Victor Wembanyama's absence could have swallowed the whole game. That is usually what happens when a team loses its defining player in the playoffs: every possession becomes a referendum on what is missing.

San Antonio turned Game 3 into something more useful. The Spurs beat Portland 120-108 without Wembanyama and took a 2-1 series lead because Stephon Castle and Dylan Harper gave them real offense, not just emergency offense.

Castle's 33 points were the headline because they had to be. Without Wembanyama, the Spurs needed someone to bend the game first instead of waiting for the ball to find a safe place. Castle did that. He made the night less about surviving Wembanyama's concussion absence and more about whether San Antonio has enough creation around him to keep a series from shrinking.

Harper's 27 points and 10 rebounds mattered in the same way. One young player having a burst is a story. Two carrying enough of the load to beat a playoff opponent is a structure. It does not mean the Spurs are better without Wembanyama, and it does not make his availability a small thing. It means the floor underneath San Antonio looked sturdier than expected.

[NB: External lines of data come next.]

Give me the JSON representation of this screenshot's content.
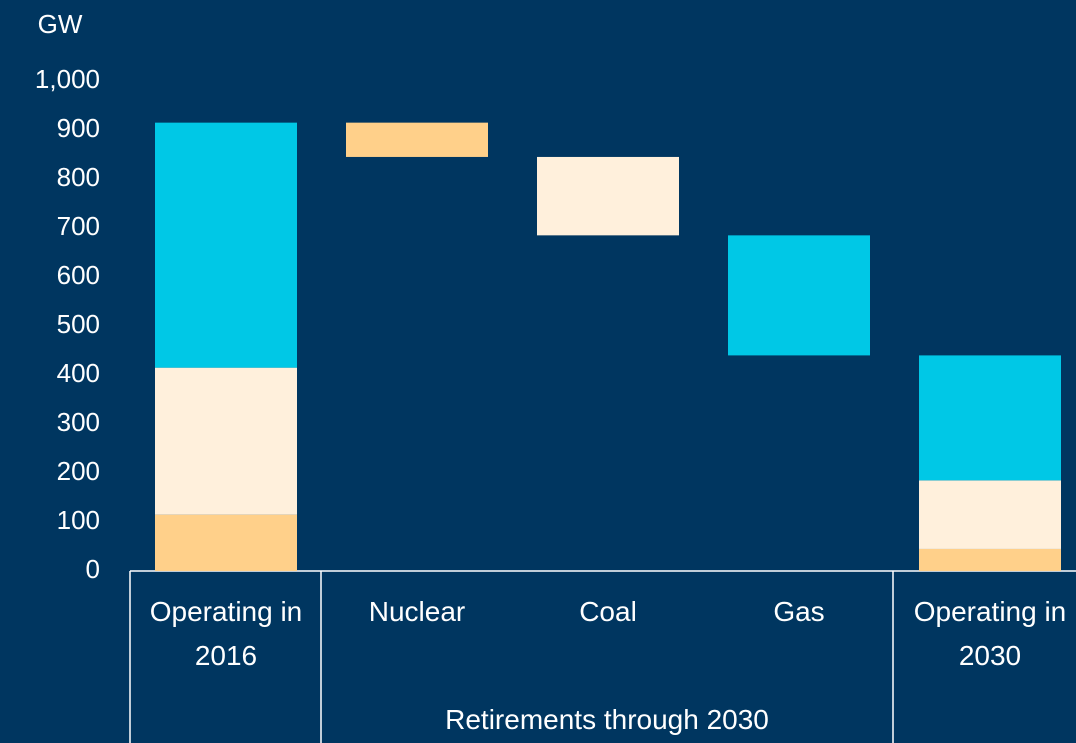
{
  "chart_data": {
    "type": "waterfall",
    "y_label": "GW",
    "categories": [
      "Operating in 2016",
      "Nuclear",
      "Coal",
      "Gas",
      "Operating in 2030"
    ],
    "group_label": "Retirements through 2030",
    "series": [
      {
        "color": "#ffd08a",
        "values": [
          115,
          70,
          null,
          null,
          45
        ]
      },
      {
        "color": "#fff0dc",
        "values": [
          300,
          null,
          160,
          null,
          140
        ]
      },
      {
        "color": "#00c8e6",
        "values": [
          500,
          null,
          null,
          245,
          255
        ]
      }
    ],
    "ylim": [
      0,
      1000
    ],
    "yticks": [
      0,
      100,
      200,
      300,
      400,
      500,
      600,
      700,
      800,
      900,
      {
        "value": 1000,
        "label": "1,000"
      }
    ],
    "grid": false
  }
}
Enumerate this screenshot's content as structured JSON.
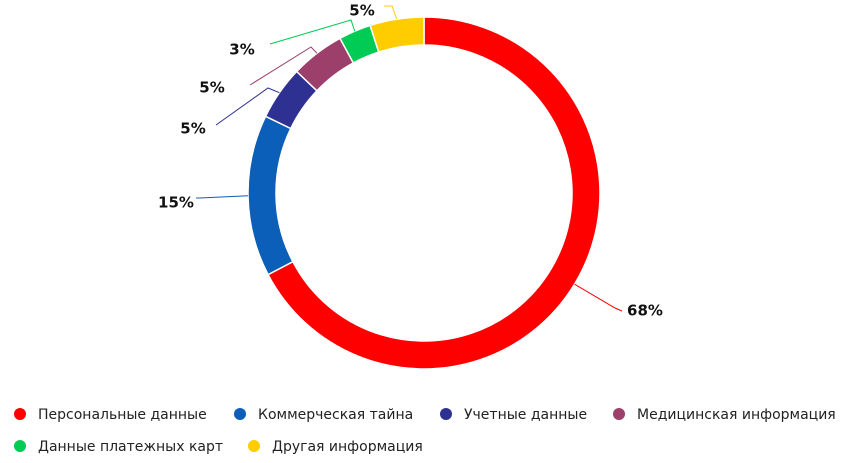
{
  "chart_data": {
    "type": "pie",
    "categories": [
      "Персональные данные",
      "Коммерческая тайна",
      "Учетные данные",
      "Медицинская информация",
      "Данные платежных карт",
      "Другая информация"
    ],
    "values": [
      68,
      15,
      5,
      5,
      3,
      5
    ],
    "value_labels": [
      "68%",
      "15%",
      "5%",
      "5%",
      "3%",
      "5%"
    ],
    "colors": [
      "#ff0000",
      "#0b5fb8",
      "#2e3192",
      "#9c3f6b",
      "#00cc55",
      "#ffcc00"
    ],
    "legend": "bottom"
  }
}
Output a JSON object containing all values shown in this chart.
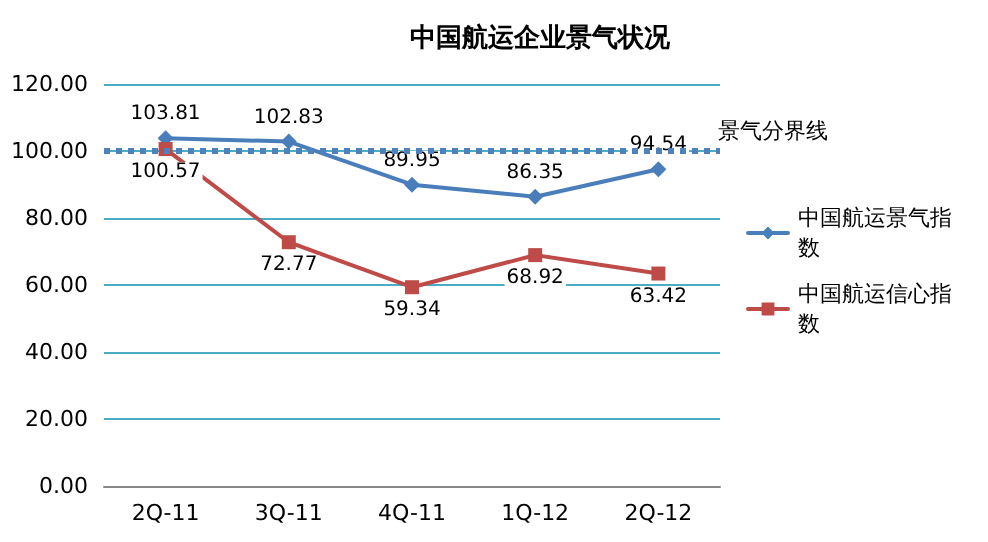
{
  "chart_data": {
    "type": "line",
    "title": "中国航运企业景气状况",
    "categories": [
      "2Q-11",
      "3Q-11",
      "4Q-11",
      "1Q-12",
      "2Q-12"
    ],
    "series": [
      {
        "name": "中国航运景气指数",
        "color": "#4a7ebb",
        "marker": "diamond",
        "values": [
          103.81,
          102.83,
          89.95,
          86.35,
          94.54
        ]
      },
      {
        "name": "中国航运信心指数",
        "color": "#be4b48",
        "marker": "square",
        "values": [
          100.57,
          72.77,
          59.34,
          68.92,
          63.42
        ]
      }
    ],
    "ylim": [
      0,
      120
    ],
    "yticks": [
      {
        "value": 0,
        "label": "0.00"
      },
      {
        "value": 20,
        "label": "20.00"
      },
      {
        "value": 40,
        "label": "40.00"
      },
      {
        "value": 60,
        "label": "60.00"
      },
      {
        "value": 80,
        "label": "80.00"
      },
      {
        "value": 100,
        "label": "100.00"
      },
      {
        "value": 120,
        "label": "120.00"
      }
    ],
    "ref_lines": [
      {
        "axis": "y",
        "value": 100,
        "label": "景气分界线",
        "color": "#4f81bd",
        "line_style": "dotted"
      }
    ],
    "grid": "y",
    "legend": "right",
    "data_labels": true
  }
}
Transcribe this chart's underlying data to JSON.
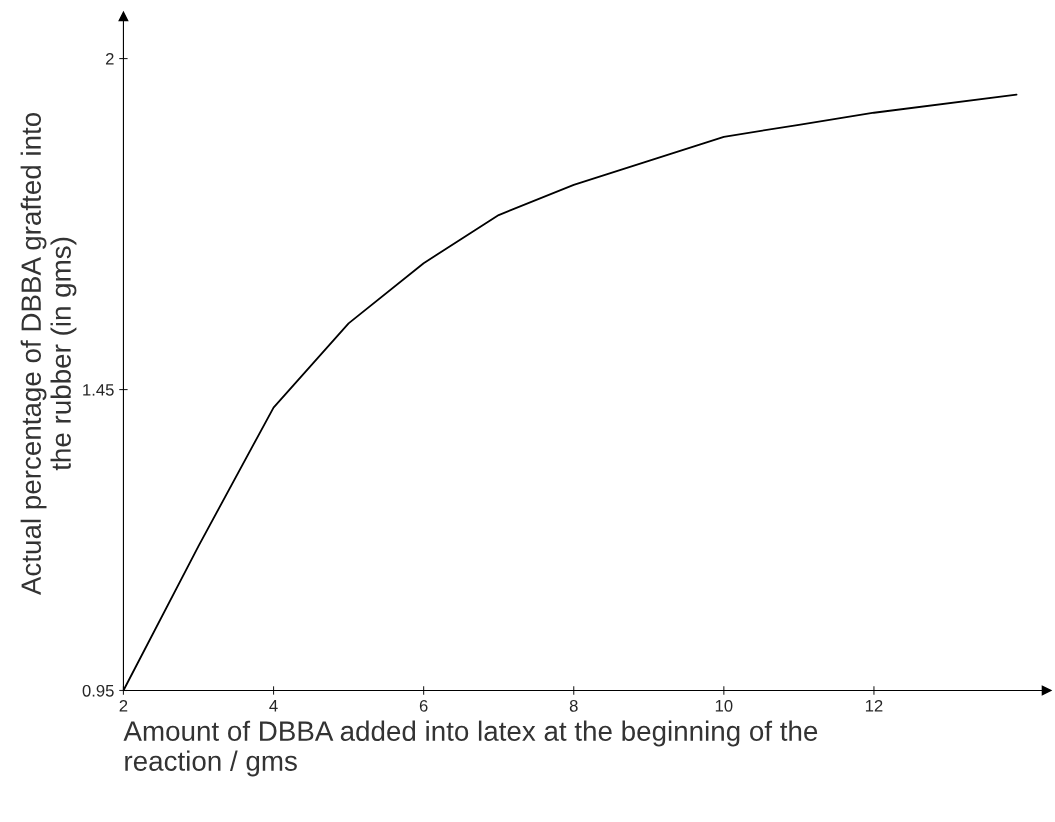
{
  "chart_data": {
    "type": "line",
    "xlabel": "Amount of DBBA added into latex at the beginning of the\nreaction / gms",
    "ylabel": "Actual percentage of DBBA grafted into\nthe rubber (in gms)",
    "x": [
      2,
      3,
      4,
      5,
      6,
      7,
      8,
      9,
      10,
      11,
      12,
      13.9
    ],
    "series": [
      {
        "color": "#000000",
        "values": [
          0.95,
          1.19,
          1.42,
          1.56,
          1.66,
          1.74,
          1.79,
          1.83,
          1.87,
          1.89,
          1.91,
          1.94
        ]
      }
    ],
    "xlim": [
      2,
      14.3
    ],
    "ylim": [
      0.95,
      2.07
    ],
    "xticks": [
      2,
      4,
      6,
      8,
      10,
      12
    ],
    "yticks": [
      0.95,
      1.45,
      2
    ],
    "grid": false,
    "marker": "none",
    "line_style": "solid"
  }
}
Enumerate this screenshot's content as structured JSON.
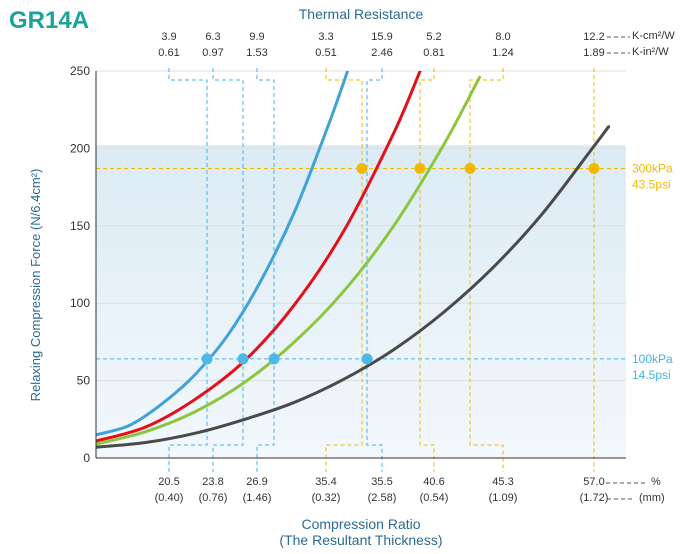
{
  "chart_data": {
    "type": "line",
    "title": "GR14A",
    "top_axis_title": "Thermal Resistance",
    "top_units": [
      "K-cm²/W",
      "K-in²/W"
    ],
    "xlabel": "Compression Ratio",
    "xlabel_sub": "(The Resultant Thickness)",
    "x_units": [
      "%",
      "(mm)"
    ],
    "ylabel": "Relaxing Compression Force (N/6.4cm²)",
    "y_ticks": [
      0,
      50,
      100,
      150,
      200,
      250
    ],
    "ylim": [
      0,
      250
    ],
    "grid": "horizontal",
    "colors": {
      "title": "#1aa39a",
      "axis_title": "#2a6b92",
      "axis_text": "#333333",
      "grid": "#dddddd",
      "band": "#e3f0f8",
      "blue_guide": "#40b4e5",
      "yellow_guide": "#f5b800",
      "marker_blue": "#4db8e8",
      "marker_yellow": "#f5b800"
    },
    "series": [
      {
        "color": "#3fa2d8",
        "values": [
          [
            0,
            15
          ],
          [
            6.7,
            21
          ],
          [
            13.3,
            35
          ],
          [
            20,
            54
          ],
          [
            26.7,
            80
          ],
          [
            33.3,
            115
          ],
          [
            40,
            159
          ],
          [
            46.7,
            214
          ],
          [
            50.7,
            250
          ]
        ]
      },
      {
        "color": "#e3101a",
        "values": [
          [
            0,
            11
          ],
          [
            10,
            20
          ],
          [
            20,
            38
          ],
          [
            30,
            63
          ],
          [
            40,
            99
          ],
          [
            50,
            147
          ],
          [
            60,
            210
          ],
          [
            65.3,
            250
          ]
        ]
      },
      {
        "color": "#8cc63e",
        "values": [
          [
            0,
            9
          ],
          [
            10,
            17
          ],
          [
            20,
            30
          ],
          [
            30,
            49
          ],
          [
            40,
            75
          ],
          [
            50,
            108
          ],
          [
            60,
            150
          ],
          [
            70,
            202
          ],
          [
            77.3,
            246
          ]
        ]
      },
      {
        "color": "#4a4a4a",
        "values": [
          [
            0,
            7
          ],
          [
            10,
            10
          ],
          [
            20,
            16
          ],
          [
            30,
            25
          ],
          [
            40,
            36
          ],
          [
            50,
            51
          ],
          [
            60,
            70
          ],
          [
            70,
            94
          ],
          [
            80,
            123
          ],
          [
            90,
            158
          ],
          [
            100,
            200
          ],
          [
            103.3,
            214
          ]
        ]
      }
    ],
    "pressure_levels": [
      {
        "label_kpa": "300kPa",
        "label_psi": "43.5psi",
        "value": 187
      },
      {
        "label_kpa": "100kPa",
        "label_psi": "14.5psi",
        "value": 64
      }
    ],
    "thermal_points": [
      {
        "level": 100,
        "x_pct": 20.5,
        "x_mm": "(0.40)",
        "r_cm": "3.9",
        "r_in": "0.61"
      },
      {
        "level": 100,
        "x_pct": 23.8,
        "x_mm": "(0.76)",
        "r_cm": "6.3",
        "r_in": "0.97"
      },
      {
        "level": 100,
        "x_pct": 26.9,
        "x_mm": "(1.46)",
        "r_cm": "9.9",
        "r_in": "1.53"
      },
      {
        "level": 300,
        "x_pct": 35.4,
        "x_mm": "(0.32)",
        "r_cm": "3.3",
        "r_in": "0.51"
      },
      {
        "level": 100,
        "x_pct": 35.5,
        "x_mm": "(2.58)",
        "r_cm": "15.9",
        "r_in": "2.46"
      },
      {
        "level": 300,
        "x_pct": 40.6,
        "x_mm": "(0.54)",
        "r_cm": "5.2",
        "r_in": "0.81"
      },
      {
        "level": 300,
        "x_pct": 45.3,
        "x_mm": "(1.09)",
        "r_cm": "8.0",
        "r_in": "1.24"
      },
      {
        "level": 300,
        "x_pct": 57.0,
        "x_mm": "(1.72)",
        "r_cm": "12.2",
        "r_in": "1.89"
      }
    ]
  }
}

Portland had its own answer in Jrue Holiday, who scored 29 points. The Trail Blazers were not just handing the game over. That is what makes the Spurs' response more interesting: they did not need a perfect substitute for Wembanyama. They needed enough pressure from Castle and Harper to keep Portland defending the whole game.

For San Antonio, this is the useful lesson. Wembanyama is still the center of everything. But Game 3 showed the Spurs can win a playoff game in which the first option is unavailable and the next wave has to create instead of merely complement. That is a different kind of confidence.